BARCELONA.- The Fundació Joan Miró presents Explosion! The Legacy of Jackson Pollock, an exhibition curated by Magnus af Petersens and organised in conjunction with the Moderna Museet, Stockholm.
After the Second World War, many artists wanted to start from scratch by attacking painting, which was seen to represent artistic conventionality. Explosion! takes off where modernism ends; when it was so ripe that it was on the verge of exploding. Which it did, in the form of a variety of new ways of making art. Practically every door was opened with an aggressive kick, and a new generation of artists began seeing themselves not as painters or sculptors but simply as artists, who regarded all material and subjects as potential art. That is how the North American artist and writer Allan Kaprow, the man who invented the word happening, described the situation in 1956 in his now legendary essay The Legacy of Jackson Pollock. Even if doors were opened to all techniques, much of the new art - happenings, performance and conceptualism sprang from new approaches to painting. There was a development, a shift of focus, from painting as an art object and as representation, to the process behind the work, to the ideas that generate art, and performative aspects.
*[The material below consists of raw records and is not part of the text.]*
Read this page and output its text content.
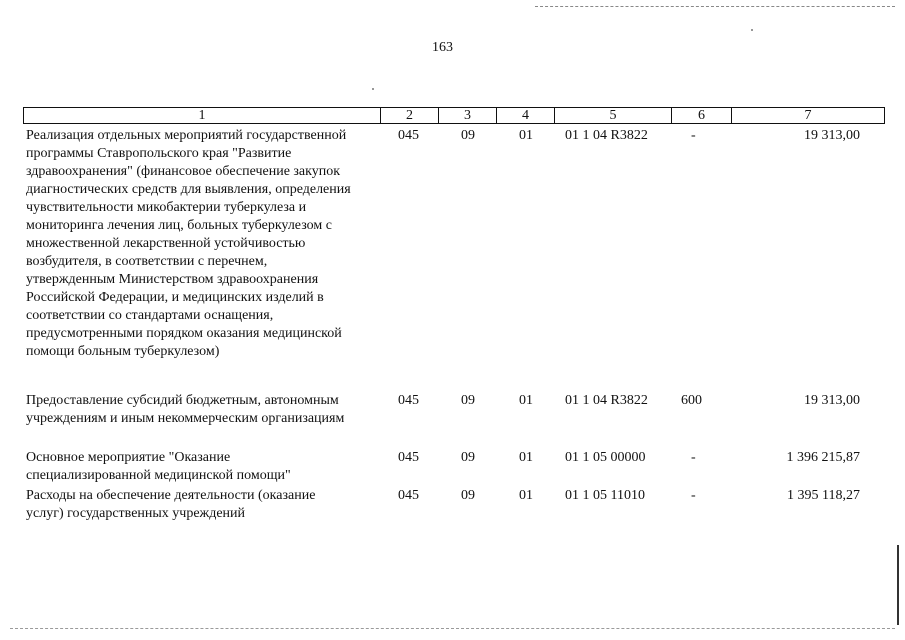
163
1	2	3	4	5	6	7
Реализация отдельных мероприятий государственной
программы Ставропольского края "Развитие
здравоохранения" (финансовое обеспечение закупок
диагностических средств для выявления, определения
чувствительности микобактерии туберкулеза и
мониторинга лечения лиц, больных туберкулезом с
множественной лекарственной устойчивостью
возбудителя, в соответствии с перечнем,
утвержденным Министерством здравоохранения
Российской Федерации, и медицинских изделий в
соответствии со стандартами оснащения,
предусмотренными порядком оказания медицинской
помощи больным туберкулезом)
045	09	01	01 1 04 R3822	-	19 313,00
Предоставление субсидий бюджетным, автономным
учреждениям и иным некоммерческим организациям
045	09	01	01 1 04 R3822	600	19 313,00
Основное мероприятие "Оказание
специализированной медицинской помощи"
045	09	01	01 1 05 00000	-	1 396 215,87
Расходы на обеспечение деятельности (оказание
услуг) государственных учреждений
045	09	01	01 1 05 11010	-	1 395 118,27
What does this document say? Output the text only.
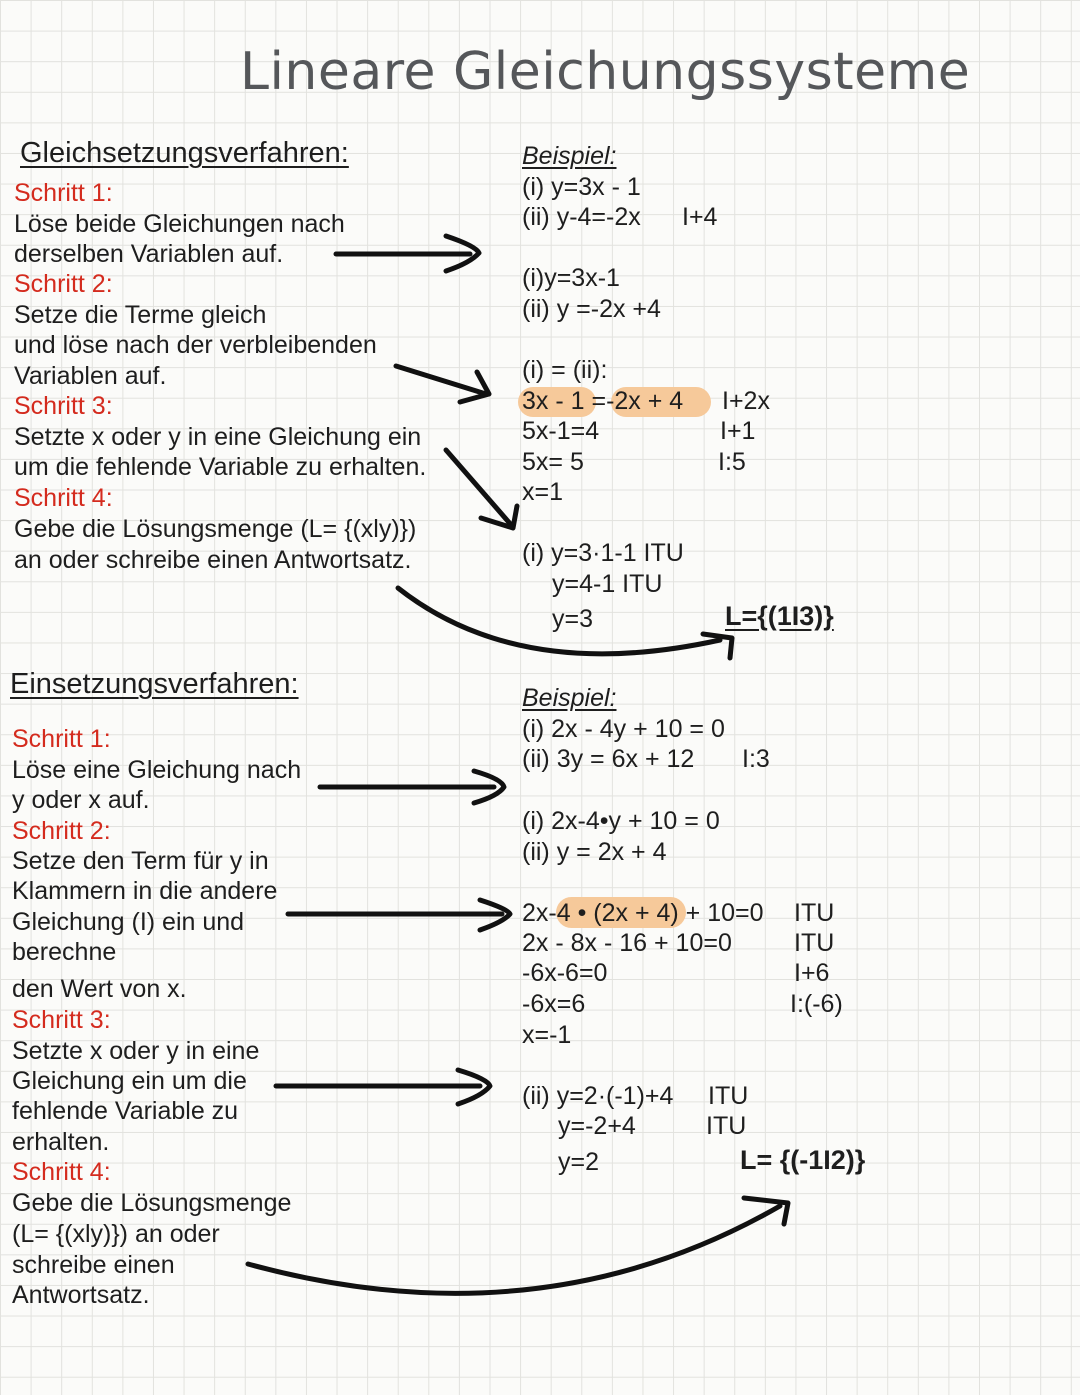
Lineare Gleichungssysteme
Gleichsetzungsverfahren:
Schritt 1:
Löse beide Gleichungen nach
derselben Variablen auf.
Schritt 2:
Setze die Terme gleich
und löse nach der verbleibenden
Variablen auf.
Schritt 3:
Setzte x oder y in eine Gleichung ein
um die fehlende Variable zu erhalten.
Schritt 4:
Gebe die Lösungsmenge (L= {(xly)})
an oder schreibe einen Antwortsatz.
Beispiel:
(i) y=3x - 1
(ii) y-4=-2x I+4
(i)y=3x-1
(ii) y =-2x +4
(i) = (ii):
3x - 1 =-2x + 4 I+2x
5x-1=4	I+1
5x= 5	I:5
x=1
(i) y=3·1-1 ITU
y=4-1 ITU
y=3	L={(1I3)}
Einsetzungsverfahren:
Schritt 1:
Löse eine Gleichung nach
y oder x auf.
Schritt 2:
Setze den Term für y in
Klammern in die andere
Gleichung (I) ein und
berechne
den Wert von x.
Schritt 3:
Setzte x oder y in eine
Gleichung ein um die
fehlende Variable zu
erhalten.
Schritt 4:
Gebe die Lösungsmenge
(L= {(xly)}) an oder
schreibe einen
Antwortsatz.
Beispiel:
(i) 2x - 4y + 10 = 0
(ii) 3y = 6x + 12 I:3
(i) 2x-4•y + 10 = 0
(ii) y = 2x + 4
2x-4 • (2x + 4) + 10=0 ITU
2x - 8x - 16 + 10=0 ITU
-6x-6=0	I+6
-6x=6	I:(-6)
x=-1
(ii) y=2·(-1)+4 ITU
y=-2+4	ITU
y=2	L= {(-1I2)}
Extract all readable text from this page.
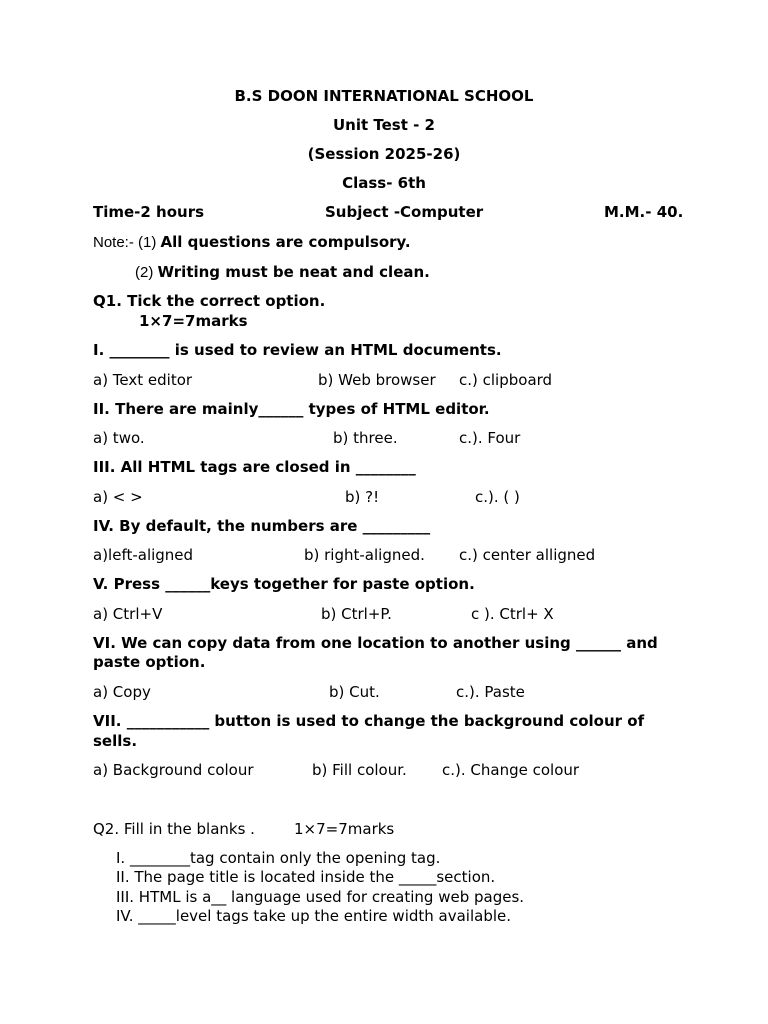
B.S DOON INTERNATIONAL SCHOOL
Unit Test - 2
(Session 2025-26)
Class- 6th
Time-2 hours	Subject -Computer	M.M.- 40.
Note:- (1) All questions are compulsory.
(2) Writing must be neat and clean.
Q1. Tick the correct option.
1×7=7marks
I. ________ is used to review an HTML documents.
a) Text editor	b) Web browser c.) clipboard
II. There are mainly______ types of HTML editor.
a) two.	b) three.	c.). Four
III. All HTML tags are closed in ________
a) < >	b) ?!	c.). ( )
IV. By default, the numbers are _________
a)left-aligned	b) right-aligned. c.) center alligned
V. Press ______keys together for paste option.
a) Ctrl+V	b) Ctrl+P.	c ). Ctrl+ X
VI. We can copy data from one location to another using ______ and
paste option.
a) Copy	b) Cut.	c.). Paste
VII. ___________ button is used to change the background colour of
sells.
a) Background colour	b) Fill colour. c.). Change colour
Q2. Fill in the blanks .	1×7=7marks
I. ________tag contain only the opening tag.
II. The page title is located inside the _____section.
III. HTML is a__ language used for creating web pages.
IV. _____level tags take up the entire width available.
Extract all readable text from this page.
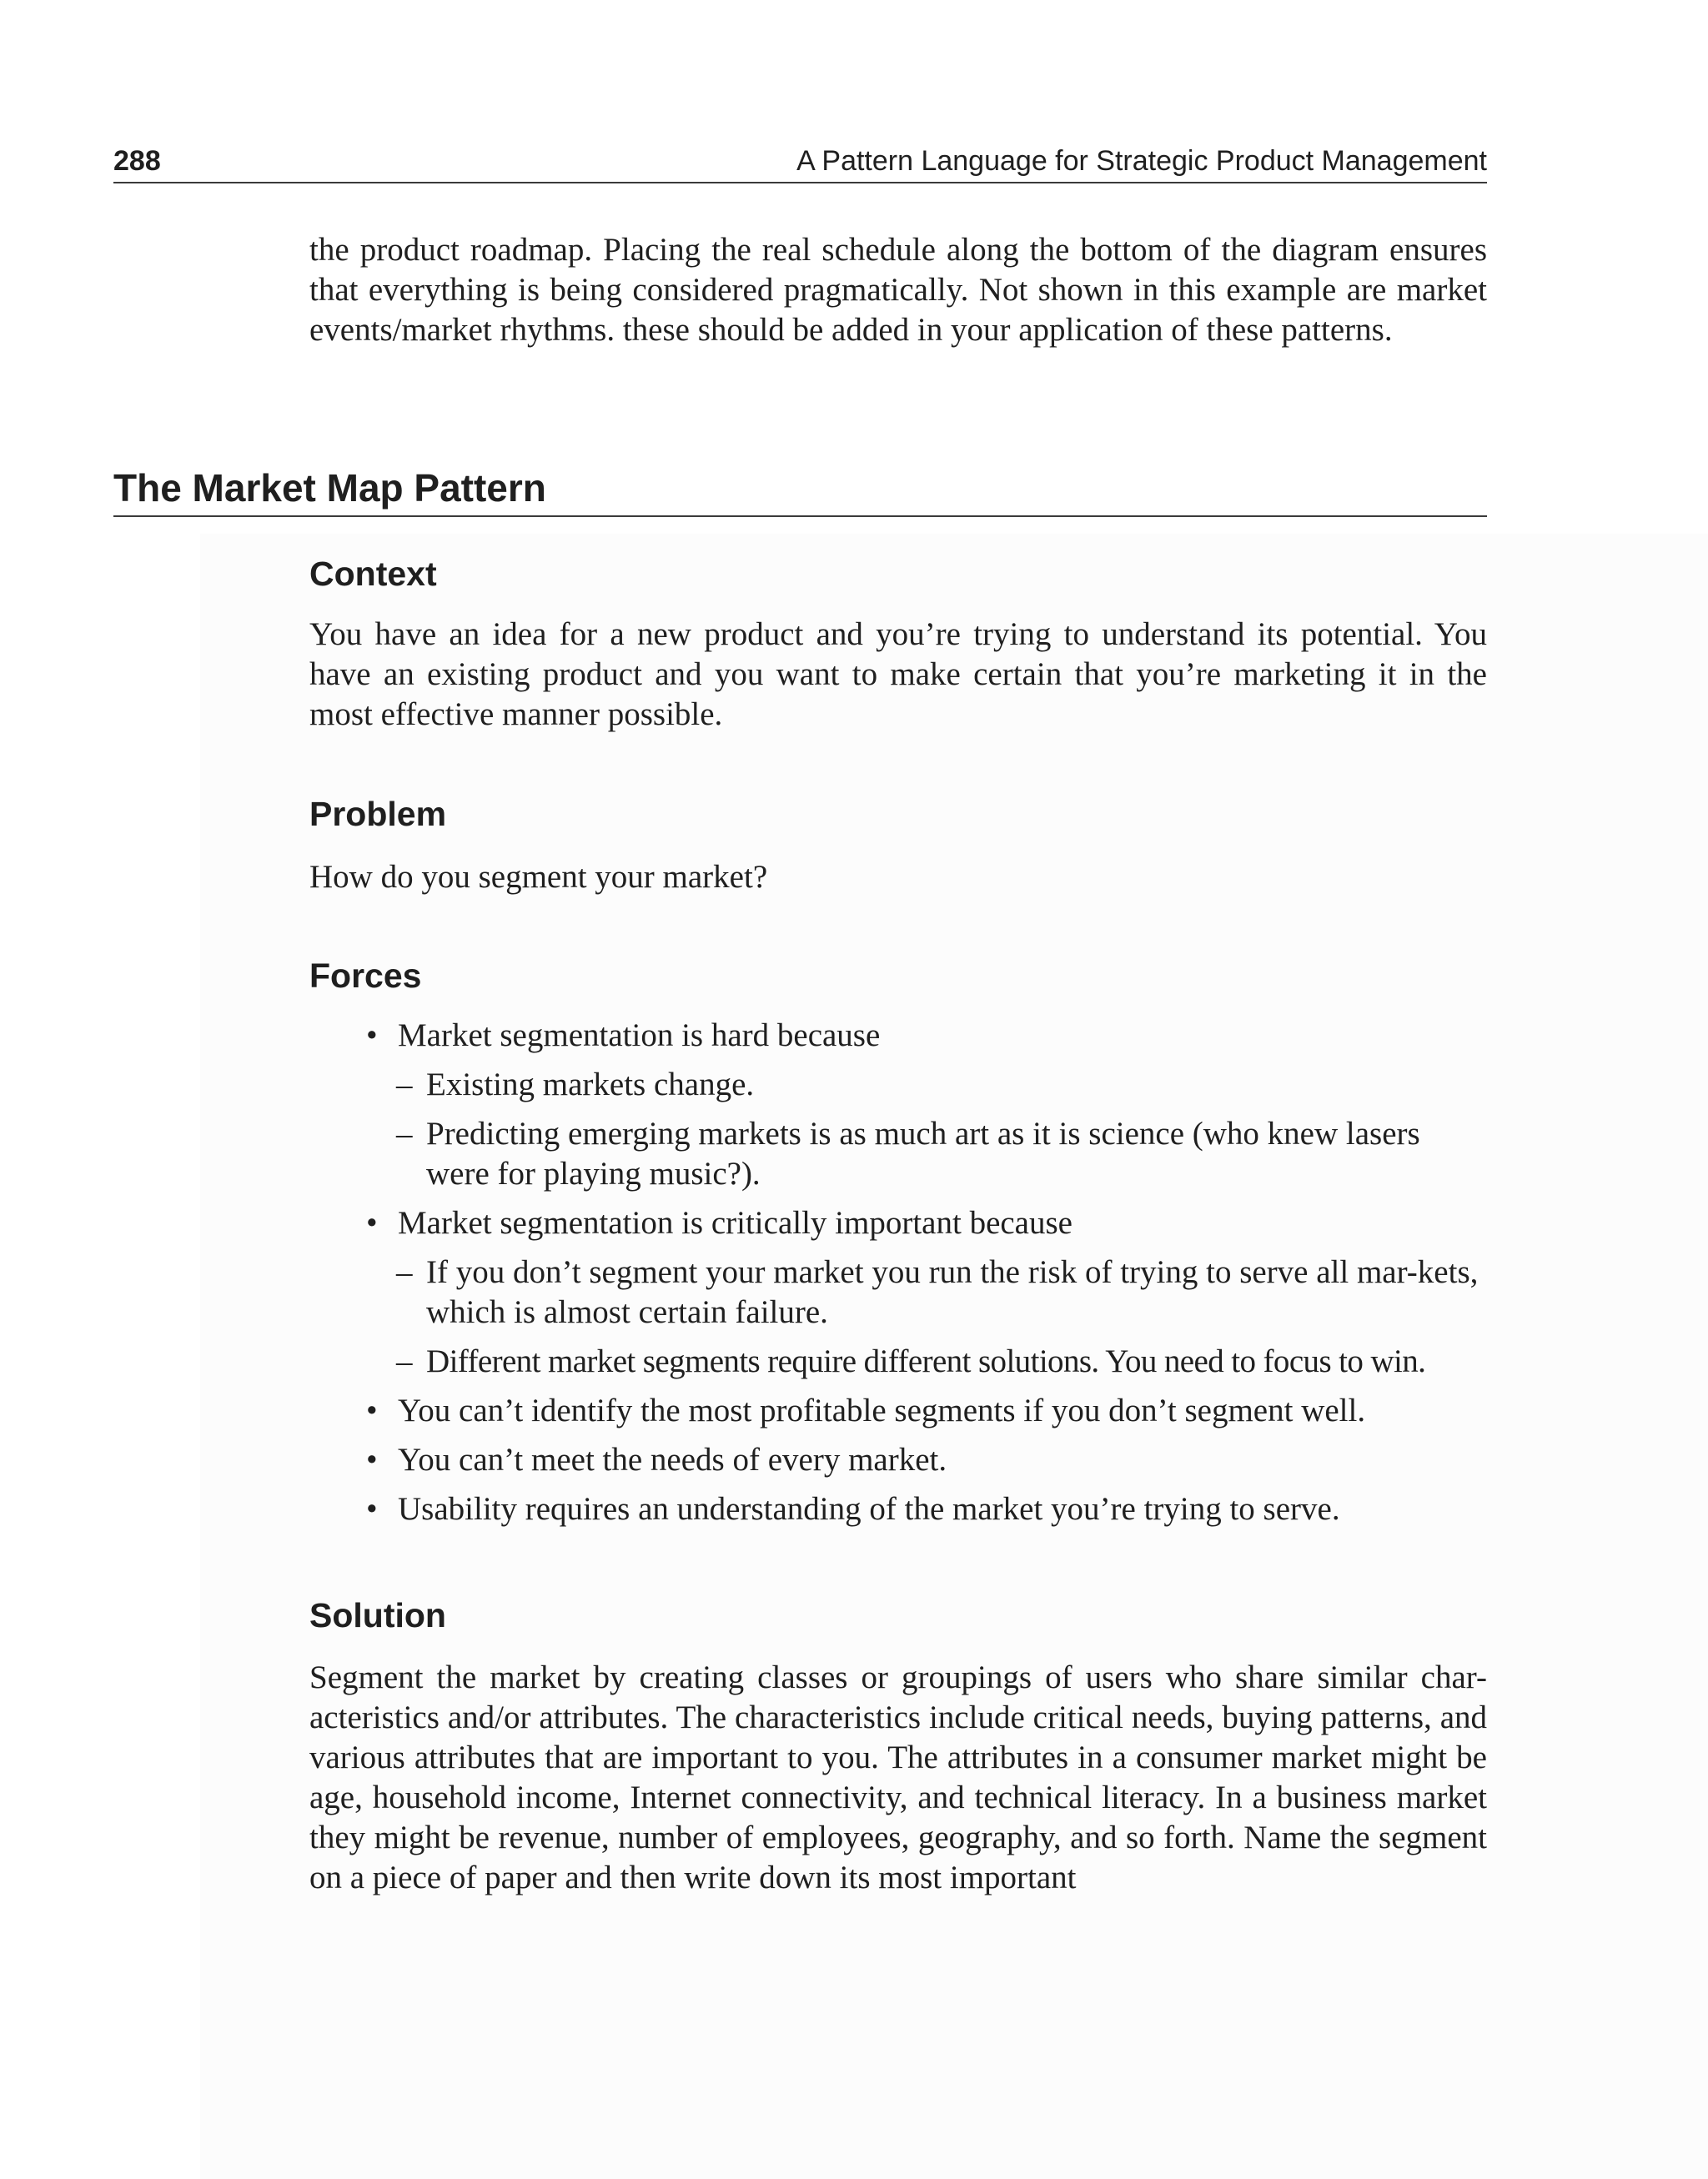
288	A Pattern Language for Strategic Product Management

the product roadmap. Placing the real schedule along the bottom of the diagram ensures that everything is being considered pragmatically. Not shown in this example are market events/market rhythms. these should be added in your application of these patterns.

The Market Map Pattern
Context

You have an idea for a new product and you’re trying to understand its potential. You have an existing product and you want to make certain that you’re marketing it in the most effective manner possible.

Problem

How do you segment your market?

Forces
• Market segmentation is hard because
– Existing markets change.
– Predicting emerging markets is as much art as it is science (who knew lasers were for playing music?).
• Market segmentation is critically important because
– If you don’t segment your market you run the risk of trying to serve all mar-kets, which is almost certain failure.
– Different market segments require different solutions. You need to focus to win.
• You can’t identify the most profitable segments if you don’t segment well.
• You can’t meet the needs of every market.
• Usability requires an understanding of the market you’re trying to serve.
Solution

Segment the market by creating classes or groupings of users who share similar char-acteristics and/or attributes. The characteristics include critical needs, buying patterns, and various attributes that are important to you. The attributes in a consumer market might be age, household income, Internet connectivity, and technical literacy. In a business market they might be revenue, number of employees, geography, and so forth. Name the segment on a piece of paper and then write down its most important
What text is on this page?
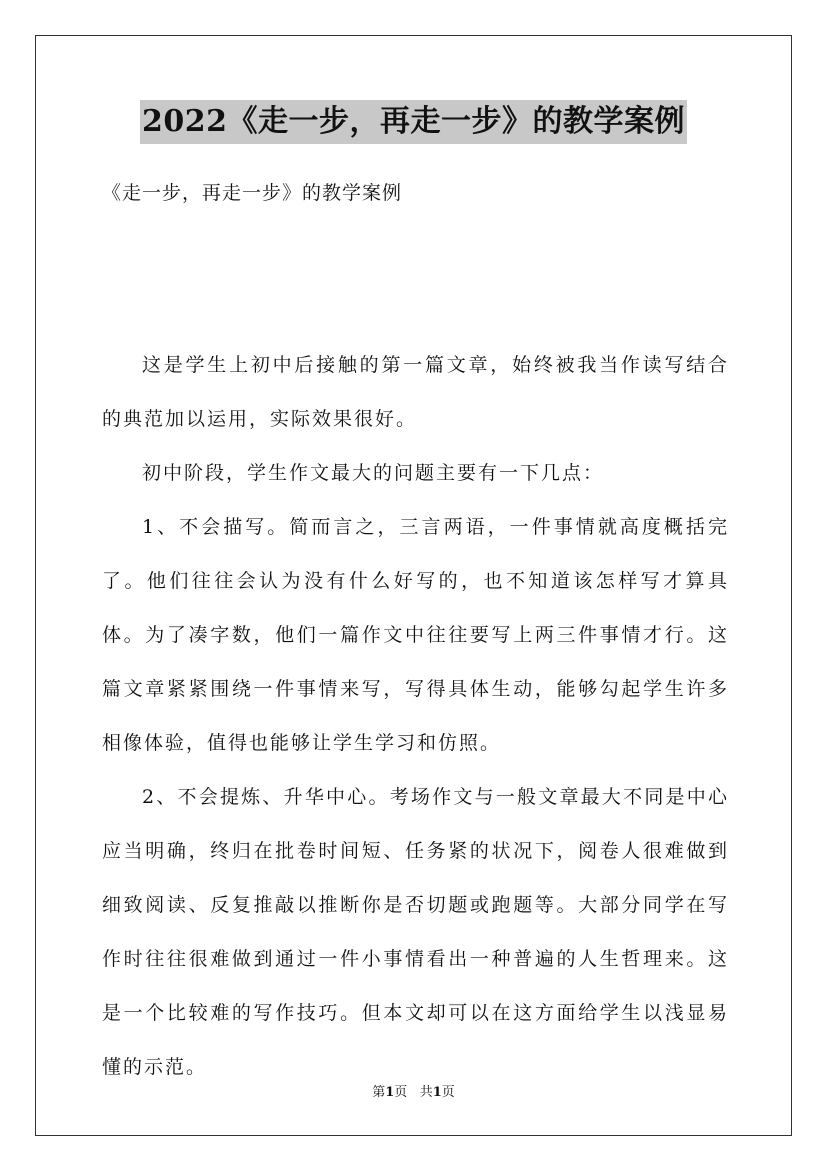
2022《走一步，再走一步》的教学案例
《走一步，再走一步》的教学案例

这是学生上初中后接触的第一篇文章，始终被我当作读写结合的典范加以运用，实际效果很好。

初中阶段，学生作文最大的问题主要有一下几点：

1、不会描写。简而言之，三言两语，一件事情就高度概括完了。他们往往会认为没有什么好写的，也不知道该怎样写才算具体。为了凑字数，他们一篇作文中往往要写上两三件事情才行。这篇文章紧紧围绕一件事情来写，写得具体生动，能够勾起学生许多相像体验，值得也能够让学生学习和仿照。

2、不会提炼、升华中心。考场作文与一般文章最大不同是中心应当明确，终归在批卷时间短、任务紧的状况下，阅卷人很难做到细致阅读、反复推敲以推断你是否切题或跑题等。大部分同学在写作时往往很难做到通过一件小事情看出一种普遍的人生哲理来。这是一个比较难的写作技巧。但本文却可以在这方面给学生以浅显易懂的示范。

第1页 共1页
In Explosion! we want to explore the performative and conceptual elements in painting, and the painterly elements in conceptualism and performance, says exhibition curator Magnus af Petersens.
The exhibition follows a theme that runs from Jackson Pollocks drip paintings, via the fascination with chance as a method for creating art, to performance and conceptual approaches. The exhibition presents the Japanese artist group Gutai (1954-1972), which operated in radical ways in the borderland between painting and performance, anticipating many later artistic practices and strategies such as conceptualism, land art and installation. In Europe, they exhibited together with artists from the nebulous artist group Zero, also featured in Explosion! with works by the co-founders Günter Uecker and Otto Piene.
Explosion! shows works by thirty-five artists and comprises paintings, photos, videos, performance, dance and audio works and instructions. Since the exhibition includes action rather than focusing exclusively on painting, performance and documentation of performance are a vital part of the material that is presented, not least the footage of Jackson Pollock, Yves Klein and the group Gutai painting in their performance-like painting acts, which have provoked much artistic controversy. Also controversial were artists like Lynda Benglis, Hermann Nitsch, Andy Warhol and Janine Antoni, who are featured in the exhibition.
Explosion! adheres to no particular style or ism, and it is not confined to a geographically limited art scene, but reveals the kinship between apparently unrelated artistic approaches.
Explosion! The Legacy of Jackson Pollock is a co-production of the Moderna Museet and the Fundació Joan Miró, and was presented at the Moderna Museet in Stockholm in summer 2012.